Enfin, plus pragmatique encore, les représentants du peuple n’ont pas exactement les mêmes rémunérations mensuelles que le peuple. Leur salaire est haut et les indemnités de représentation de base (libre d’utilisation) élevées : 5 514,68 € net (plus de cinq fois le SMIC net). A titre indicatif, en France, le revenu médian est de 2300 euros environ (gros salaires comptabilisés), en sachant que les Français majoritaires vivent en dessous de 2000 euros par mois (une bonne partie)… Comme diraient les « populistes », ce n’est pas la crise pour tout le monde.
Les parlementaires jouissent de nombreux avantages (5 ans de retraites pour 1 an de service, véridique, et pourtant au Sénat, le retraite on la prend pas !) mais ce ne sont pas les seuls.

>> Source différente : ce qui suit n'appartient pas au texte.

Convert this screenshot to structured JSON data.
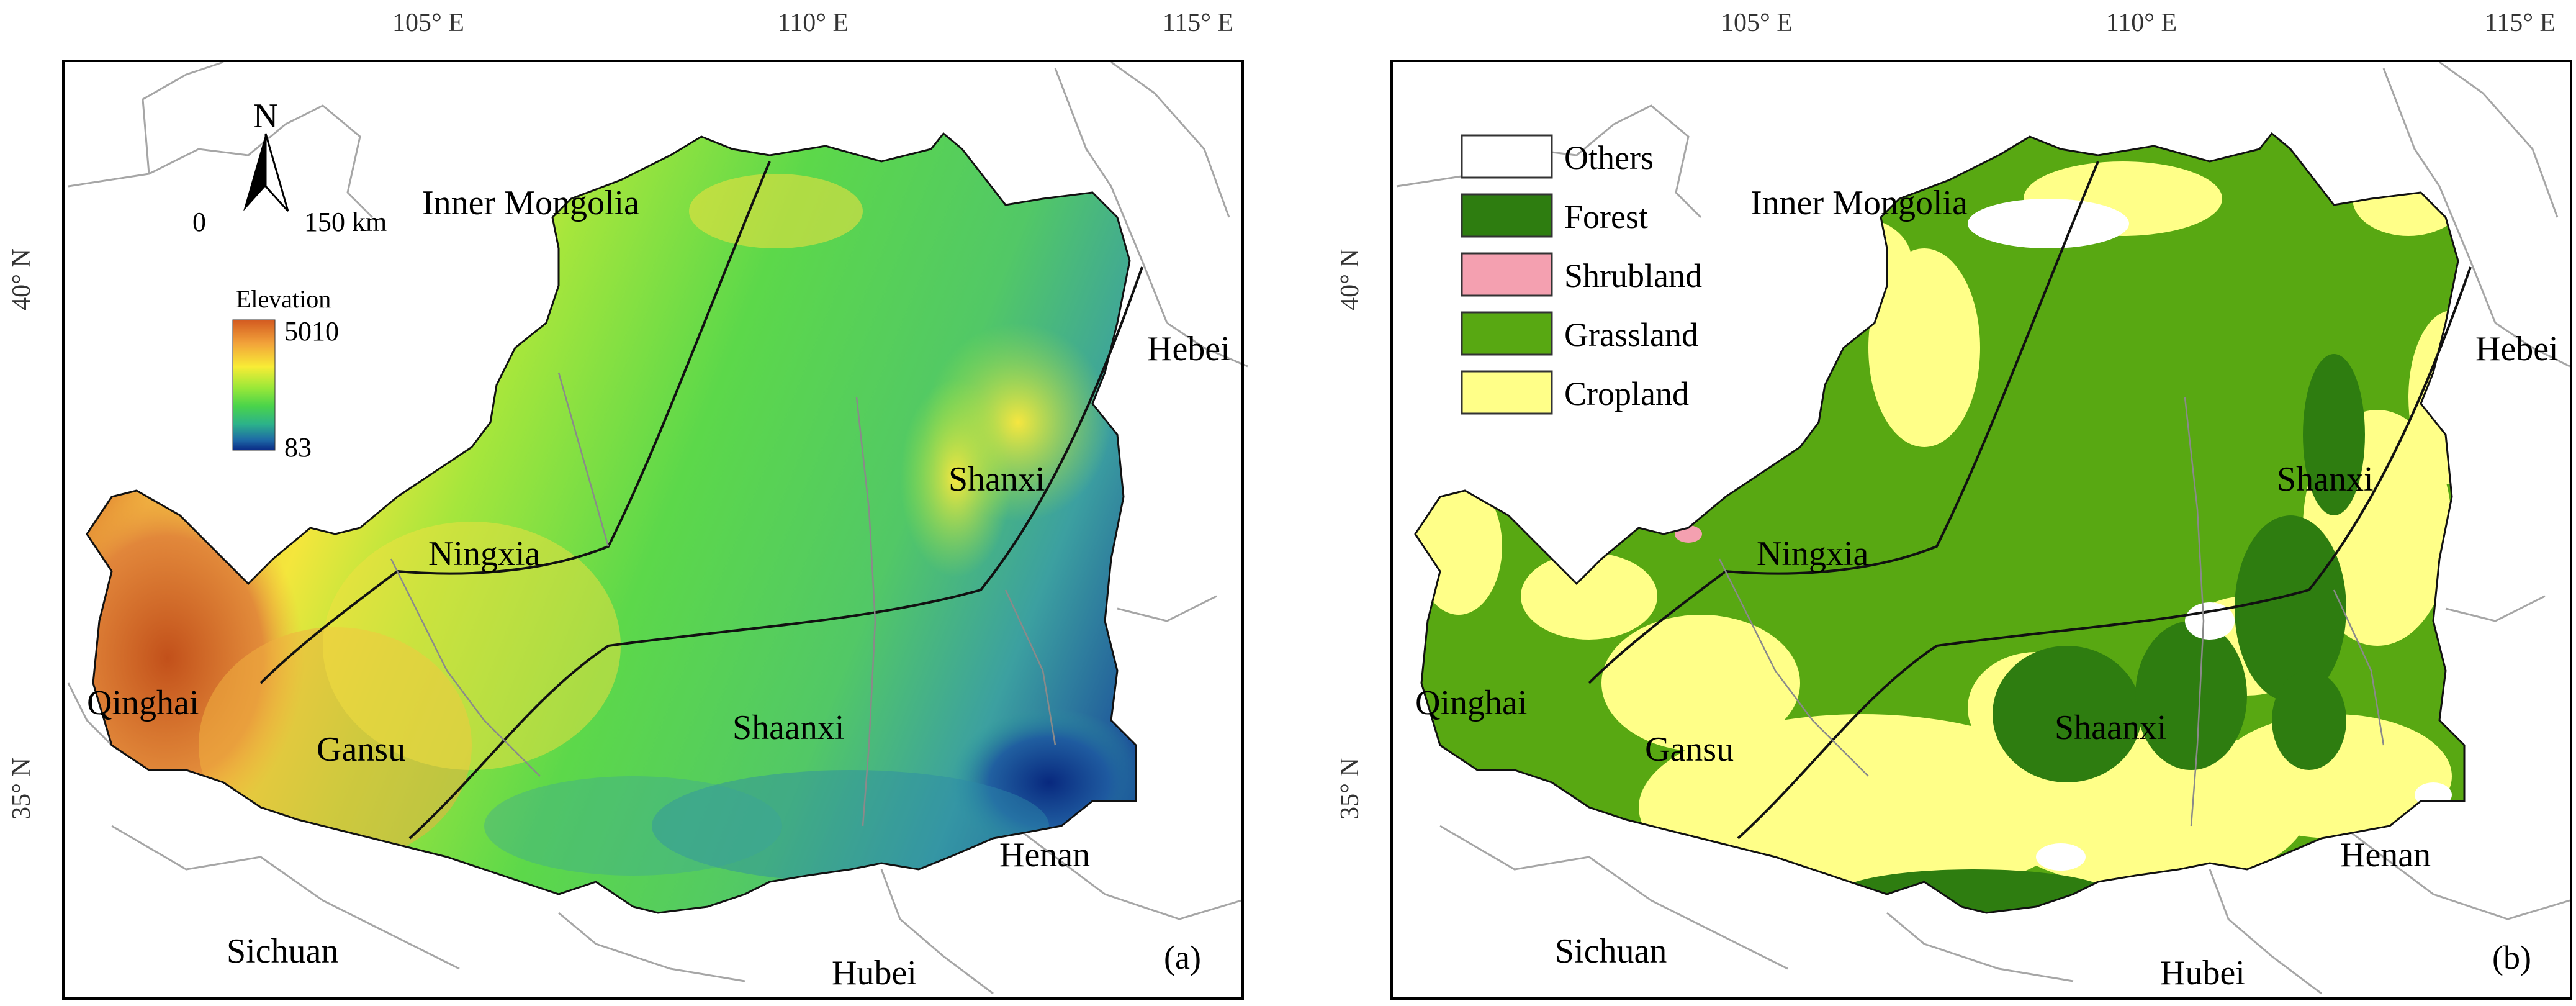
{
  "axes": {
    "longitudes": [
      "105° E",
      "110° E",
      "115° E"
    ],
    "latitudes": [
      "40° N",
      "35° N"
    ]
  },
  "panel_a": {
    "tag": "(a)",
    "north_letter": "N",
    "scale_zero": "0",
    "scale_km": "150 km",
    "legend_title": "Elevation",
    "legend_max": "5010",
    "legend_min": "83",
    "elevation_colors": [
      "#d35a20",
      "#f2a23a",
      "#f8ec36",
      "#9be838",
      "#4ad44a",
      "#2cb28a",
      "#1e6aa6",
      "#0a2a86"
    ],
    "labels": {
      "inner_mongolia": "Inner Mongolia",
      "ningxia": "Ningxia",
      "shanxi": "Shanxi",
      "hebei": "Hebei",
      "qinghai": "Qinghai",
      "gansu": "Gansu",
      "shaanxi": "Shaanxi",
      "henan": "Henan",
      "sichuan": "Sichuan",
      "hubei": "Hubei"
    }
  },
  "panel_b": {
    "tag": "(b)",
    "legend": [
      {
        "label": "Others",
        "color": "#ffffff"
      },
      {
        "label": "Forest",
        "color": "#2e7d10"
      },
      {
        "label": "Shrubland",
        "color": "#f4a0b0"
      },
      {
        "label": "Grassland",
        "color": "#58a812"
      },
      {
        "label": "Cropland",
        "color": "#ffff88"
      }
    ],
    "labels": {
      "inner_mongolia": "Inner Mongolia",
      "ningxia": "Ningxia",
      "shanxi": "Shanxi",
      "hebei": "Hebei",
      "qinghai": "Qinghai",
      "gansu": "Gansu",
      "shaanxi": "Shaanxi",
      "henan": "Henan",
      "sichuan": "Sichuan",
      "hubei": "Hubei"
    }
  }
}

LES PRIVILEGES DU GOUVERNEMENT
On connait leur salaire grâce aux socialistes d'aujourd'hui. Le salaire des ministres a été baissé à environ 10 000 euros par mois. « C’est honnête et raisonnable », comparé à avant. Seul problème qui me chagrine : les ministres jouissent d’autres avantages : logements de fonction, indemnités de déplacements, privilèges de déplacement (réquisition)… Or, toutes ses dépenses logiques sont imputés normalement sur nos salaires, nous « en bas ». Nous, avec 1 500 euros et quelques, on paye notre logement, nos charges, nos frais de déplacement, … et à la fin il reste peu de chose comme salaire disponible « pour nous ». Je pense qu’on ne peut pas dire que c’est raisonnable d’avoir 10 000 euros de salaire disponible (après impôts) quand plus de la majorité des français vivent avec moins de 2000 euros. Et pourtant, les Français doivent faire des efforts…
Mais, pour en revenir à la démocratie, étant donné que les parlementaires jouissent d'avantages comparables, ils se taisent et évaluent peu la gestion des budgets gouvernementaux. Enfin, les parlementaires ont un budget (Sénat et AN ensemble) de quasiment 1 milliard d'euros. Donc, ils vont pas aller faire la morale.
Pendant ce temps, la démocratie est bafouée.